The case started in 2004 when OFCCP sent a letter advising Bank of America that it had been selected for audit. The letter requested the bank to produce its affirmative action plans and other documents within thirty days. In its initial response, the bank asked for information about the process that resulted in its selection for audit and for an extension of the 30-day deadline. After OFCCP explained that it followed its standard selection procedures, the bank produced the requested information. As in United Space Alliance, OFCCP then identified indicators of bias in the initial data and requested more information, but the bank refused to provide it. The Department of Labor Administrative Review Board then found the bank in violation of Executive Order 11246.
In its district court action, Bank of America challenged all aspects of OFCCP’s investigation, including the criteria used to select the bank for audit. In response to the bank’s Fourth Amendment claims, OFCCP argued that selecting the bank for a “desk audit” was not subject to the Fourth Amendment because it did not involve entry onto private property. In OFCCP’s view, a desk audit is simply a request for documents that contractors are required to maintain and provide on request.
Magistrate Robinson rejected OFCCP’s argument. She concluded that OFCCP was required to show that the request for audit data was “within the authority of the agency, . . . not too indefinite, and . . . reasonably relevant.” This is known as the “Oklahoma Press” standard. But the court applied a different standard to the initial decision to select a contractor for audit. Magistrate Judge Robinson’s decision concludes that the initial selection must be based on “(1) specific evidence of an existing violation, (2) reasonable legislative or administrative standards that have been met with respect to that particular contractor or (3) an administrative plan containing specific neutral criteria.” This is known as the “Beverly Enterprises” standard.

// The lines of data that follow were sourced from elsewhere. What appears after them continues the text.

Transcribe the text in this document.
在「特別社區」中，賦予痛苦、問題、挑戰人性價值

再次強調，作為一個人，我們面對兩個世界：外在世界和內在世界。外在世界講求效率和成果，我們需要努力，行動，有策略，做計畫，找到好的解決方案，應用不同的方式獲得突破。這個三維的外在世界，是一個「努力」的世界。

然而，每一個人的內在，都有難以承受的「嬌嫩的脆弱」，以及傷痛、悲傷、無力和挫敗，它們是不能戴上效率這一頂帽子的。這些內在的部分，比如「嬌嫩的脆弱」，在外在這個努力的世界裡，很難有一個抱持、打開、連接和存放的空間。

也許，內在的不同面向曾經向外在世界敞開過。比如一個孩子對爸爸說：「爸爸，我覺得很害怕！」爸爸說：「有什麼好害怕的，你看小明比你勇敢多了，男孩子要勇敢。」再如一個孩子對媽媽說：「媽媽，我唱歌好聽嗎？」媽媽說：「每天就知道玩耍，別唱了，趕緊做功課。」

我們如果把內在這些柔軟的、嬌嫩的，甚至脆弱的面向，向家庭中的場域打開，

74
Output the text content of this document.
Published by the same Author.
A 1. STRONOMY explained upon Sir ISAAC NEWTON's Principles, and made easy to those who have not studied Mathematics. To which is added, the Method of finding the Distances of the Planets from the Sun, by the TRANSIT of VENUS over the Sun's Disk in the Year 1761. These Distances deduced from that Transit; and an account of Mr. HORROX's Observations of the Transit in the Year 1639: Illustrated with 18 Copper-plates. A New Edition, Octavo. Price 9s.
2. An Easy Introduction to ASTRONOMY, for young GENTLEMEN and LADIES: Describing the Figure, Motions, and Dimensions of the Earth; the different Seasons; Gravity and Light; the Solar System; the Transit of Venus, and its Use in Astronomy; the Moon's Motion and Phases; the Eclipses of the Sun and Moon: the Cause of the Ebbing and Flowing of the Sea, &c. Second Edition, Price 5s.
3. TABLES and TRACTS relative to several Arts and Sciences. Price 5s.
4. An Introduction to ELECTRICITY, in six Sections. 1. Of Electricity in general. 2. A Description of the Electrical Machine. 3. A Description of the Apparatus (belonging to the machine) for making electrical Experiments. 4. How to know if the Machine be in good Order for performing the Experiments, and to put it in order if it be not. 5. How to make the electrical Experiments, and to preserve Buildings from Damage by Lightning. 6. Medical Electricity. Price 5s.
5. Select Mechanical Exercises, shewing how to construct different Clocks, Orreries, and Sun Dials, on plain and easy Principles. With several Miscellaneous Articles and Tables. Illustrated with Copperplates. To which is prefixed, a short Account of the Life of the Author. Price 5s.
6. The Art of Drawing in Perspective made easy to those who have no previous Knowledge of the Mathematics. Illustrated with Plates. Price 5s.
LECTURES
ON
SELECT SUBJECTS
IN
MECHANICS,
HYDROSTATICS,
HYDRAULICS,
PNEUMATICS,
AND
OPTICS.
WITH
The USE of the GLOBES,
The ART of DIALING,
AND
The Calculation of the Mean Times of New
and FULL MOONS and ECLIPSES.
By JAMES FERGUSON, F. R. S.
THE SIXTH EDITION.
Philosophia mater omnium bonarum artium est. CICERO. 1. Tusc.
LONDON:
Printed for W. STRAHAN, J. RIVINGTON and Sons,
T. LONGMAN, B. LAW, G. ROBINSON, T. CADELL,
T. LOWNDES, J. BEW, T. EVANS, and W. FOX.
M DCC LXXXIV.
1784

According to Magistrate Judge Robinson, OFCCP’s initial selection decision was unlawful because OFCCP failed to demonstrate that the bank had been selected in accordance with neutral selection criteria. As to Bank of America, however, Judge Robinson’s decision will be largely academic. As a result of the bank’s voluntary production of data in response to OFCCP’s request, she concluded that the bank had waived its Fourth Amendment rights.
Unless it is rejected by the District Court or the D.C. Circuit, Magistrate Judge Robinson’s opinion establishes that OFCCP’s selection of a contractor for audit must conform to Fourth Amendment standards. If challenged by the contractor, it is OFCCP’s burden to establish that the contractor’s selection was based on specific evidence of an existing violation or on specific neutral criteria. As a practical matter, a contractor who suspects it was not properly selected for audit should consider refusing to provide even initial documents because failing to do so will waive the argument. Of course, refusing to comply with an audit request will affect the contractor’s relationship with OFCCP and should be made only after consultation with counsel.